Really, you’re no prize yourself. Half the time I feel like
I’m drowning in the filth of whatever sort of relationship we call this
but I wouldn’t give you up for all the goodbyes in the world,
If I were to die speechless at least I’d wouldn't have to worry about people crying because you'd be there to carry on my voice.
See we’re not supposed to say goodbye, only farewell for now
because even if we were both in horrible car crashes that resulted in comas
We would still be connected by the same air in our lungs,
the same sun on our faces.
Because there’s more to this world than being present all the time,
there are dreams and things that might make no sense to you but believe me
they’re true. I can be sure that I’ll always be near you even if we’re half a continent away.
I don’t have to be with you 24-7 to know how much I never want to say those words.
So I won’t because this isn’t terminal.
It just needs some resuscitation. I’ve never said goodbye even to those
dying right in front of me, even those souls that have molded me with loving hands.

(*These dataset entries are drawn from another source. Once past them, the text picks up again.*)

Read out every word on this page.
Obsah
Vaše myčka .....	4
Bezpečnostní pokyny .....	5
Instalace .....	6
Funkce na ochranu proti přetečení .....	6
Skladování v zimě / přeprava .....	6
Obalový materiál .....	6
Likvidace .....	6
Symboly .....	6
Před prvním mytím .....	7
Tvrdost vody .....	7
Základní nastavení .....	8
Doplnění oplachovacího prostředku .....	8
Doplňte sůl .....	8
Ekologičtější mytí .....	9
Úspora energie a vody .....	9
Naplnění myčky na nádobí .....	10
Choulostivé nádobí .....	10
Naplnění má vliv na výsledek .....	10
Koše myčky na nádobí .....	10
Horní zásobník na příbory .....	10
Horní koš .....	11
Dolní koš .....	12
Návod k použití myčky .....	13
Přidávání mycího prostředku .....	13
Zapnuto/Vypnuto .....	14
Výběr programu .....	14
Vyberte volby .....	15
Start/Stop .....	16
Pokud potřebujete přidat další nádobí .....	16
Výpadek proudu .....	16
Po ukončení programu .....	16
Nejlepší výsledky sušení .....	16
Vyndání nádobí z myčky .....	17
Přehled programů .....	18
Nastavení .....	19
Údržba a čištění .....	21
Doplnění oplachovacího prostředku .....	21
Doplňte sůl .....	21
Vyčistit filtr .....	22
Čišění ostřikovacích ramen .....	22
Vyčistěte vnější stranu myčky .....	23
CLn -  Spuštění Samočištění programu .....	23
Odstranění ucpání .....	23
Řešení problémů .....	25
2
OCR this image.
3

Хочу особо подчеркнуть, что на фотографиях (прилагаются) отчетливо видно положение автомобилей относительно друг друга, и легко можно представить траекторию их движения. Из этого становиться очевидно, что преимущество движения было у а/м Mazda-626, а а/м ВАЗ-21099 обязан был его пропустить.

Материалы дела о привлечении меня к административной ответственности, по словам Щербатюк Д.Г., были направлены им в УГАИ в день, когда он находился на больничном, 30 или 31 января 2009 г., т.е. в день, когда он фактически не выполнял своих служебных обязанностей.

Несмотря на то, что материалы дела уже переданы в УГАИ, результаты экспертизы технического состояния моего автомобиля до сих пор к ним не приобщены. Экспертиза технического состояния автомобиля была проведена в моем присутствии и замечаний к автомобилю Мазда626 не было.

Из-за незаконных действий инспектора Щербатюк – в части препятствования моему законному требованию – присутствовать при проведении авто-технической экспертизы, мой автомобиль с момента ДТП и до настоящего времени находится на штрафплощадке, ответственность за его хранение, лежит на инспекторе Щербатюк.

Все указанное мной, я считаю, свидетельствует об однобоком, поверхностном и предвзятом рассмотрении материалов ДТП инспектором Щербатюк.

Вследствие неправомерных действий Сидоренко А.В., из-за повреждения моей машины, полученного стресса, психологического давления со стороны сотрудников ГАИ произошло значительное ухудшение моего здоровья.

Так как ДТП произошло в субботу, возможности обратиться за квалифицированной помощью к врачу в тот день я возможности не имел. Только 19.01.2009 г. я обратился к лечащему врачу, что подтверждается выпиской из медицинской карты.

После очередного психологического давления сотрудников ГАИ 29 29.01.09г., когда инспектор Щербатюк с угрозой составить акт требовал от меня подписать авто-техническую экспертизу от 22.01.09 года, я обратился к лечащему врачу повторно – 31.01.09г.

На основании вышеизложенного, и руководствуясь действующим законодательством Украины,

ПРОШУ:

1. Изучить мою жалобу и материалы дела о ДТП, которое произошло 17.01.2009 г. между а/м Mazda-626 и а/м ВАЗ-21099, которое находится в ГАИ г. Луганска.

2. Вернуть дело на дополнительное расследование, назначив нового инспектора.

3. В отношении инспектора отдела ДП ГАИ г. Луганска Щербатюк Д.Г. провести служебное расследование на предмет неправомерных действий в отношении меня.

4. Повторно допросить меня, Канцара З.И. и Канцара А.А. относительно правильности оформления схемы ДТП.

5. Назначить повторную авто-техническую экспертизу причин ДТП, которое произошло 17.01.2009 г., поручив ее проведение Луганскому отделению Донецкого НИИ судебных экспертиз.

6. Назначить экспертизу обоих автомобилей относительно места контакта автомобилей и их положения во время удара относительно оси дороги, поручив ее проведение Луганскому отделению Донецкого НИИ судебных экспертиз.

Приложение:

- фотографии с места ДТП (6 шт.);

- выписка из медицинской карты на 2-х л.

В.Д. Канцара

And yeah, it hurts when things end but if you say goodbye
you’re tempting fate-there’s a way to say that goodbye finalizes life-
it separates the dead from the living in a way that just isn’t right
because we’ll end up together again.
I’m not going to let us die. We don’t even need glue.
I won’t say goodbye when we’re eighty years old and you want to let go because
when you do, I’ll still be there, connected to you, even if we’re on different planes.
I’ll still talk to you, remind of the things we used to do when we
were young and stupid. I’ll never say sorry for keeping you close
because if I let you fall I can’t replace you.
You’re not going to be my vase.
This bump in the road isn’t as bad as it seems.
Remember all of this. Don’t let the morphine get you down.
This won’t be goodbye. I'll see you again soon.